Les bruits s’apaisèrent et la foule des poursuivants, dépitée d’avoir en vain fouillé les tenèbres se dispersa.

Mais une silhouette persistait à s’attacher furtivement à ses pas. Tournant la tête de temps à autre, sans s’arrêter, il l’entrevoyait, tantôt se détachant vaguement sur la neige, tantôt se fondant dans la masse plus sombre d’une cabane endormie ou d’une embarcation du port.
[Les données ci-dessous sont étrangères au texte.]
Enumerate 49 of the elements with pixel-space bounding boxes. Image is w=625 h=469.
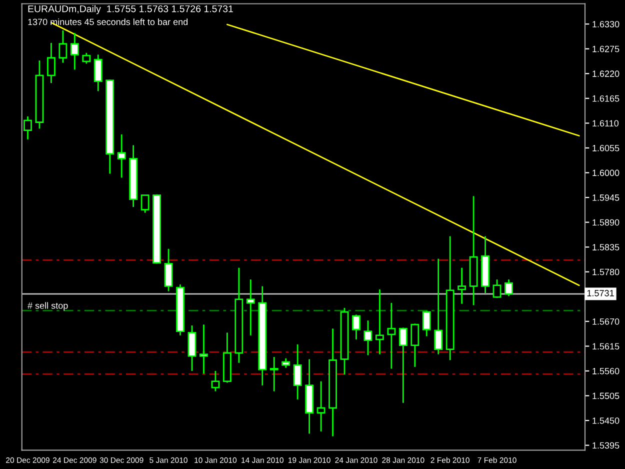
y-tick-label: 1.6055 (592, 144, 620, 152)
candlestick (375, 288, 384, 355)
y-tick-label: 1.5780 (592, 268, 620, 276)
y-tick-label: 1.5835 (592, 244, 620, 250)
y-tick-label: 1.6275 (592, 46, 620, 52)
y-tick-label: 1.6330 (592, 20, 620, 28)
y-tick-label: 1.5615 (592, 343, 620, 350)
candlestick (94, 54, 102, 92)
candlestick (117, 134, 126, 178)
candlestick (434, 258, 443, 355)
candlestick (140, 194, 150, 214)
y-tick-label: 1.5890 (592, 219, 620, 226)
y-tick-label: 1.5450 (592, 417, 620, 424)
candlestick (293, 344, 302, 400)
candlestick (422, 310, 431, 337)
candlestick (504, 278, 513, 297)
candlestick (164, 248, 173, 292)
candlestick (82, 52, 91, 64)
candlestick (24, 116, 32, 140)
ref-line-label: # sell stop (28, 302, 68, 311)
y-tick-label: 1.6220 (592, 70, 620, 77)
candlestick (316, 380, 326, 432)
candlestick (282, 358, 290, 368)
candlestick (410, 322, 420, 368)
candlestick (200, 324, 208, 374)
y-tick-label: 1.5560 (592, 368, 620, 374)
candlestick (458, 267, 466, 305)
y-tick-label: 1.5670 (592, 318, 620, 325)
chart-title: EURAUDm,Daily 1.5755 1.5763 1.5726 1.5731 (28, 5, 233, 14)
candlestick (211, 370, 220, 392)
candlestick (364, 320, 372, 356)
candlestick (58, 30, 68, 64)
text: 1370 minutes 45 seconds left to bar end (28, 18, 188, 26)
y-tick-label: 1.5395 (592, 442, 620, 449)
candlestick (246, 278, 255, 336)
y-tick-label: 1.6165 (592, 95, 620, 102)
candlestick (188, 324, 196, 372)
candlestick (270, 356, 278, 392)
ref-line-label: 1.5731 (587, 290, 614, 296)
y-tick-label: 1.6110 (592, 120, 619, 127)
candlestick (352, 314, 360, 340)
candlestick (492, 278, 502, 299)
y-tick-label: 1.6000 (592, 170, 620, 176)
candlestick (387, 302, 396, 370)
candlestick (70, 32, 79, 70)
y-tick-label: 1.5945 (592, 194, 620, 201)
candlestick (398, 326, 408, 404)
candlestick (46, 42, 56, 84)
y-tick-label: 1.5505 (592, 392, 620, 400)
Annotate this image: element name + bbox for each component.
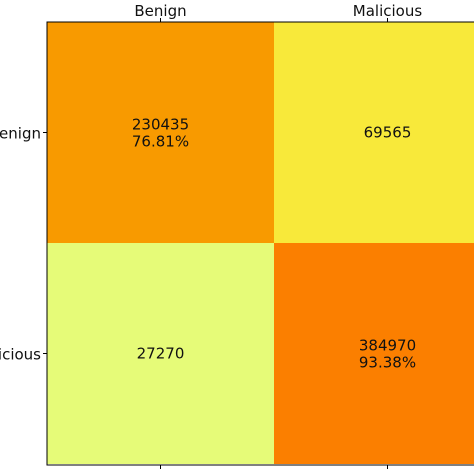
cell-value-label: 69565 xyxy=(364,124,412,142)
heatmap-cell-1-0 xyxy=(47,243,274,464)
x-tick-label: Malicious xyxy=(353,2,423,20)
heatmap-cell-0-0 xyxy=(47,22,274,243)
cell-percent-label: 93.38% xyxy=(359,354,416,372)
cell-value-label: 384970 xyxy=(359,337,416,355)
y-tick-label: Benign xyxy=(0,125,41,143)
y-tick-label: Malicious xyxy=(0,346,41,364)
axis-ticks: Benign Malicious Benign Malicious xyxy=(0,2,422,469)
cell-percent-label: 76.81% xyxy=(132,133,189,151)
heatmap-cell-0-1 xyxy=(274,22,474,243)
cell-value-label: 27270 xyxy=(137,345,185,363)
heatmap-cell-1-1 xyxy=(274,243,474,464)
plot-frame xyxy=(46,21,474,466)
cell-value-label: 230435 xyxy=(132,116,189,134)
x-tick-label: Benign xyxy=(134,2,186,20)
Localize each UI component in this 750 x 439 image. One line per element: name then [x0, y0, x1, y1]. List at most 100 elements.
Fortuné La Perle jurait faiblement, comme une femme avec l’envie de pleurer causée par la fatigue, et s’enfonçait plus avant dans le labyrinthe formé par des amoncellements de glace, des tentes, des trous de sondage. Il trébuchait sur des haussières tendues et des piles de marchandises, s’empêtrait dans des cordes de tentes, se cognait contre des piquets bêtement plantés sur son chemin et s’abattait à chaque instant sur des amas de neige et de bois flotté.

De temps à autre, lorsqu’il se croyait en sécurité, il ralentissait son allure, étourdi par les battements précipités de son cœur et sa respiration saccadée. Mais toujours la forme émergeait de l’obscurité et l’obligeait à reprendre sa course.

Une pensée superstitieuse lui traversa l’esprit et il frissonna. Son fatalisme de joueur attachait une signification à la persistance de cette ombre silencieuse, inexorable et tenace.